Et bien que les producteurs canadiens soient confrontés à une hausse des droits de douane depuis 2017, ce sont l'industrie et les travailleurs européens, et non les producteurs américains, qui ont bénéficié de l'augmentation de la part de marché des États-Unis.
En 2017, les producteurs américains ont fourni 69 % du bois d'œuvre utilisé sur le marché intérieur, tandis que le Canada en a fourni un peu moins de 30 %. L'année dernière, les exportations canadiennes vers les États-Unis ont chuté à un peu moins de 24 %, la production américaine restant stable à 70 % et les exportations européennes comblant l'écart.

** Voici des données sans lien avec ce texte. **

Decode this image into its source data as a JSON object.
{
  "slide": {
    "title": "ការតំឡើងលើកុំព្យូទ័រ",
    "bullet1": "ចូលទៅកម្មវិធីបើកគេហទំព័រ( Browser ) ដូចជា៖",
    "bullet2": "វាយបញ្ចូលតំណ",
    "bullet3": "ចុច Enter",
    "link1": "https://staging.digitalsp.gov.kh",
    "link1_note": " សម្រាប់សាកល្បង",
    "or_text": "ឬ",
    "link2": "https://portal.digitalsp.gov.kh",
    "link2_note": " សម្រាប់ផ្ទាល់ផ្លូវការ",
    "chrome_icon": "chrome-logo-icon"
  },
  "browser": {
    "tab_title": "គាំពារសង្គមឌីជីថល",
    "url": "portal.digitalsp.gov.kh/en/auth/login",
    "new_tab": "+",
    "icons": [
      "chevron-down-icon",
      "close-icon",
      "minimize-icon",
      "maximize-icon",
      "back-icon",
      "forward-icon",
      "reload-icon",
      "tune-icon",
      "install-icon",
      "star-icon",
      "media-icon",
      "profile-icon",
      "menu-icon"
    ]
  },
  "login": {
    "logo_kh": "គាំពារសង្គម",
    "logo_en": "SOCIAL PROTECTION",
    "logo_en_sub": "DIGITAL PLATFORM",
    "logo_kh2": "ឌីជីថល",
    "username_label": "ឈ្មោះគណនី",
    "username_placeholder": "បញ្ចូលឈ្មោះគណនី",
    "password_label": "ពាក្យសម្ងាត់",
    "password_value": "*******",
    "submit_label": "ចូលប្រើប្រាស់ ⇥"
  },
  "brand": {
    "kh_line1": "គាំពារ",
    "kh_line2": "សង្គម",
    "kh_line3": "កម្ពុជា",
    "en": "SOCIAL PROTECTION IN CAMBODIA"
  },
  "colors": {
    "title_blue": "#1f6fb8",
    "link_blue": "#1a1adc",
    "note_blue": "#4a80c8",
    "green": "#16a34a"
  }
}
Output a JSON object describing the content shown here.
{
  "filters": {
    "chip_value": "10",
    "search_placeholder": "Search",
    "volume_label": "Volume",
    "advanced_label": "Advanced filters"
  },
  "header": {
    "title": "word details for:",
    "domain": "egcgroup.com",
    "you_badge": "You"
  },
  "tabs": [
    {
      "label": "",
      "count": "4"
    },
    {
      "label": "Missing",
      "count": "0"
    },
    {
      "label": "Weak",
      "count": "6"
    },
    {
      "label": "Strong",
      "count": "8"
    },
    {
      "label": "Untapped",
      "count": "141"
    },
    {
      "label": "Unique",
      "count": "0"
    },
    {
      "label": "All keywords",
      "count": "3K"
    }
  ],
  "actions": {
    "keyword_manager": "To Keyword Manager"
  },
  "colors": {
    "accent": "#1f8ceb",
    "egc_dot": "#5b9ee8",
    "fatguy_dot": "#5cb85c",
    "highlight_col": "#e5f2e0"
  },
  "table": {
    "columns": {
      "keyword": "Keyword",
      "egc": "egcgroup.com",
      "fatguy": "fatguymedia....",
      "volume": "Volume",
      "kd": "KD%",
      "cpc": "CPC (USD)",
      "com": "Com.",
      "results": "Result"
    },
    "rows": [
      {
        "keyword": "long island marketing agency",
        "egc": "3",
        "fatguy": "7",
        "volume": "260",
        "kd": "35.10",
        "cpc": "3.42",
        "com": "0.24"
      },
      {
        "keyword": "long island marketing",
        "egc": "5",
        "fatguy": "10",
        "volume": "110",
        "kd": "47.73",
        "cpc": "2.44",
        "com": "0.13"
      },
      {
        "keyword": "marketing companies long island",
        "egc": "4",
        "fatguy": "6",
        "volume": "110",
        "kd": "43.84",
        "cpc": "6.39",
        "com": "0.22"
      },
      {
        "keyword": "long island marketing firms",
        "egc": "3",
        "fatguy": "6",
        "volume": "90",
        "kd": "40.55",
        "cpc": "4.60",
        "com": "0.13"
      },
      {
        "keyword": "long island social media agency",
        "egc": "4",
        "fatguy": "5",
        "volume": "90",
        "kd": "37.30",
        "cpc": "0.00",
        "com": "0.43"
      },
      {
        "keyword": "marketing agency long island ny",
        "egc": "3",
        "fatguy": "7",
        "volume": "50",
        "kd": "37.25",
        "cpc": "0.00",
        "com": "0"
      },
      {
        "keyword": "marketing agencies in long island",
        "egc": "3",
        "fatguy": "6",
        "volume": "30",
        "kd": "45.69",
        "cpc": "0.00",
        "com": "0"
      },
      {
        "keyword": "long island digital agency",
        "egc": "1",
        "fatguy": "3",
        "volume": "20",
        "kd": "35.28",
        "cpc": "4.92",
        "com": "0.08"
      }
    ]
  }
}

L'incertitude persistante qui règne dans le domaine commercial, notamment l'augmentation des droits de douane sur les exportations de bois d'œuvre résineux vers les États-Unis, menace à la fois les milliers d'emplois en jeu alors que les négociations commerciales se poursuivent et la capacité du Canada à fonctionner à grande échelle.
Mais alors que le Canada s'efforce de bâtir une économie nord-américaine plus forte et plus sûre, les tensions commerciales sans précédent que nous connaissons aujourd'hui vont bien au-delà des simples irritants bilatéraux conventionnels : elles constituent une menace sérieuse pour les emplois canadiens et génèrent des coûts évitables pour les consommateurs américains.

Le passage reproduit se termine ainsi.